Okay. Do you want to talk? The other question that was popping up in the chat here was about China
and how much geopolitical influence is happening here.
I guess this is kind of related to Russia stuff too,
but China being the big one who has a,
I guess it's the credible threat and who could actually also go to the moon
instead of the United States.
So do you think that's, I mean, you were talking to these,
you know, to people who are working on the hill all the time.
Are you seeing that enter the logic, you know,
the equation that spits out a budget or a bill at the end of the day?
Like, is that starting to get in there?
Yeah, I mean, I think that's part of it.
And I think that that's certainly how Jim Bridenstein and others in the Trump administration
were kind of talking about Artemis initially, right, of kind of demonstrating as
function of U.S. soft power.
I tend to see the China.
Yeah.
Yeah, that's right.
Yeah.
He really highlighted the Marslander.
Was that in his like hearing for administrator?
Something like that.
Yeah.
Watch the Chinese.
Yeah.
Great quote.
I mean, I think they're using that.
I haven't seen it be that effective, though, for NASA, right?

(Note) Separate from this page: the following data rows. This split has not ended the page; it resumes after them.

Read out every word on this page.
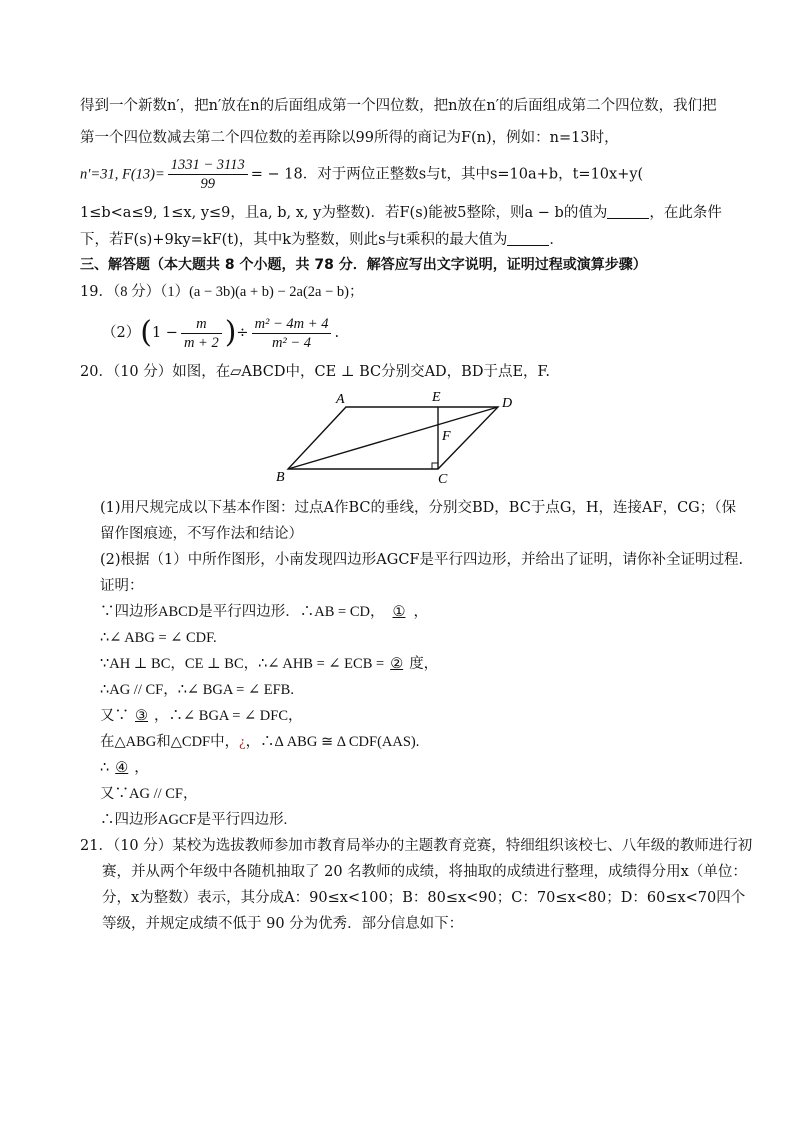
得到一个新数n′，把n′放在n的后面组成第一个四位数，把n放在n′的后面组成第二个四位数，我们把
第一个四位数减去第二个四位数的差再除以99所得的商记为F(n)，例如：n=13时，
n′=31, $F(13)= \frac{1331 - 3113}{99}$ = − 18．对于两位正整数s与t，其中s=10a+b，t=10x+y(
1≤b<a≤9, 1≤x, y≤9，且a, b, x, y为整数)．若F(s)能被5整除，则a − b的值为	，在此条件
下，若F(s)+9ky=kF(t)，其中k为整数，则此s与t乘积的最大值为	．
三、解答题（本大题共 8 个小题，共 78 分．解答应写出文字说明，证明过程或演算步骤）
19．（8 分）（1）(a − 3b)(a + b) − 2a(2a − b)；
$(2)(1 - \frac{m}{m + 2}$ )÷ $\frac{\text{m² − 4m + 4}}{\text{m² − 4}}$ .
20．（10 分）如图，在▱ABCD中，CE ⊥ BC分别交AD，BD于点E，F.
A	E	D
F
B	C
(1)用尺规完成以下基本作图：过点A作BC的垂线，分别交BD，BC于点G，H，连接AF，CG；（保
留作图痕迹，不写作法和结论）
(2)根据（1）中所作图形，小南发现四边形AGCF是平行四边形，并给出了证明，请你补全证明过程.
证明：
∵四边形ABCD是平行四边形．∴AB = CD， ① ，
∴∠ ABG = ∠ CDF.
∵AH ⊥ BC，CE ⊥ BC，∴∠ AHB = ∠ ECB = ② 度，
∴AG // CF，∴∠ BGA = ∠ EFB.
又∵ ③ ，∴∠ BGA = ∠ DFC，
在△ABG和△CDF中，¿，∴Δ ABG ≅ Δ CDF(AAS).
∴ ④ ，
又∵AG // CF，
∴四边形AGCF是平行四边形.
21．（10 分）某校为选拔教师参加市教育局举办的主题教育竞赛，特细组织该校七、八年级的教师进行初
赛，并从两个年级中各随机抽取了 20 名教师的成绩，将抽取的成绩进行整理，成绩得分用x（单位：
分，x为整数）表示，其分成A：90≤x<100；B：80≤x<90；C：70≤x<80；D：60≤x<70四个
等级，并规定成绩不低于 90 分为优秀．部分信息如下：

Like, if you look at just functional increases, NASA's been growing at pretty much a steady
three and a half percent a year on average, which is great.
It's actually one of the longest runs of continuous growth for NASA budget in its history.
I think where you're seeing this really impact is Space Force.
I think Space Force is being proposed to 25 percent.
budget increase this year, right?
From the off the top of my head, I don't follow this as closely.
But Space Force, I think, is the real recipient of that kind of China competitiveness,
geopolitical approach.
And at the end of the day, though, I think there's also this, you know, people tend to
very rapidly want to compare it to like the Cold War and the Soviet Union.
It's just such a different situation, right?
And again, this is why, you know, I recently published a paper in the
Space Policy Journal kind of reanalyzing some of the Apollo budget numbers. And I did a comparison
to things, but I make this argument that at the end of the day, if you want to know what actual
policy is, what the actual policy priorities are, you look at where the money goes. Rhetoric is cheap,
right? Words are free clearly. Me, I use words freely as if they cost nothing. I can go on and on.
But where you put your money, you can only spend a dollar once, right? And so at the end of the day,
where you spend your money really shows what your priorities are.
And when Apollo happened, you know, NASA's budget doubled in the year after Kennedy made his
first speech about it and then it doubled the year after that.
And then after that, it went up 60%.
Right.
They, Apollo ultimately took up, you know, like a 4% of US GDP.
It's just this huge program, very rapid increase.
It got the money.
It needed when it needed it.
For all talk about China that we've seen, NASA's budget has,
continue to march along at 3% per year.
Right.
And so clearly if they were truly concerned about it
and needed NASA to show to counter this broad geopolitical
soft power challenge from China,
the money would,
we wouldn't have to argue about whether we get a second human landing system,
right?
The money would be there for it.
And so the fact that that hasn't shown up suggests to me
that a lot of this is just rhetoric.
But the fact that Space Force has grown so much
shows that that's really the kind of the recipient
that's enjoying the benefits of that type of contrast.
Okay.
How about ISS?
We're going to talk about that,
because that was the other part I was watching in the budget
was like, you know,
if you're picking a year to be aggressive
about where you're requesting money in a budget line item,
this was the year to be like,
we need a billion dollars for commercial Leo.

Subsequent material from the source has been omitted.